With a real time view of stock and availability, they will be far more capable of closing sales, only recommending items that are both in stock and in size, whilst offering further choice and reducing wait time for shoppers.
The rise of immersive engagement
Walking past a store, a customer’s phone buzzes, offering them to try on the same pair of jeans they saved in their online basket a few days ago. Enticing them in, as they’ve already shopped online, for today only they will get an additional 10% off all purchases.
Location-aware technology will identify customers’ mobile devices, enabling upsell and cross-sell offers based not just on what they’re viewing, but also what they’ve purchased before. As customers roam the store, engagement programmes will link with in-store beacons to dynamically offer up suggestions at various points along the store path.
Here, the loyalty programme and the new found freedom of the retail assistant will combine and, with a shared purchase history, the best retailers will enable assistants to make personal style recommendations, based on customer preference and items they may already own.
Experiences will extend loyalty beyond purchases too, offering experience enhancements such as VIP parking spots when customers approach retail stores, and recognising regular customers on entry.
The end of cash and plastic
Part of matching the new connected consumers’ expectations will be delivering a seamless, frictionless payment experience, removing any barriers slowing down the speed of a retail sale. Eliminating queues from stores, roaming staff, now empowered by mobile technology will be able to transact with customers in seconds, as shoppers keep focus on the purchase experience rather than the cost.
One of the most important factors to consumers, payment security requires additional compliance with higher security standards, ensuring consumers are protected from fraudulent activity and avoiding the irreparable reputational damage and financial costs associated with a breach in payment security for the retailer.
This adoption of mobile, digital payments will further enable retailers to offer things like on-demand delivery options, where products can be delivered straight to the customer’s home or even car.

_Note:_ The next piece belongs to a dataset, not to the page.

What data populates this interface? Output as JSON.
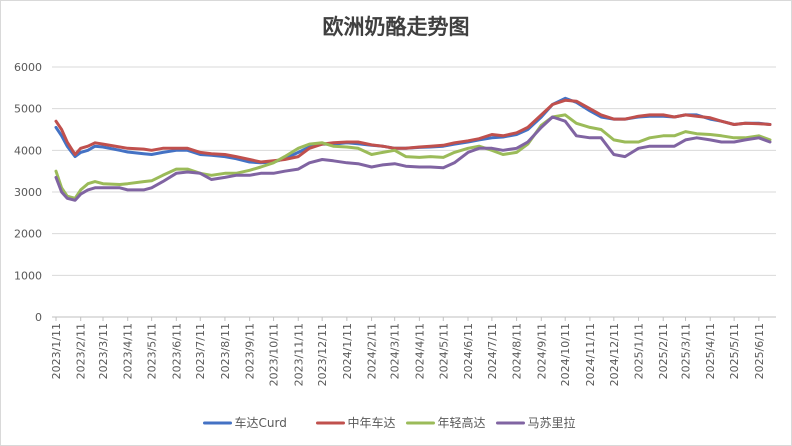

For retail businesses, this will also likely lead to higher revenues. Just as the shift from cash to plastic showed consumers are willing to spend more when not parting with cash, so too will sales be further strengthened by further dissociation from the traditional bank instrument - the card.
The road to the future
These hyper-connected consumers already in the marketplace have a rapidly growing share of spending power. This always-on generation demand things like fast internet access and a more seamless, digital experience they’re already getting from other services.
While new innovations are being tested and tried in today’s market, much of this development is stifled by existing and fragmented existing IT infrastructure, negatively impacting the customer experience, and slowing the consumer adoption of new technologies that could help drive the retail business forward.
Because of this, retailers are already starting on the back foot. To build a successful platform for innovation across multiple channels, they must ensure the technological needs of today’s customers are fully met, otherwise they face being left in the dust. Focus on enriching the customer experience immediately, and set the stage for rapid innovation in the coming years.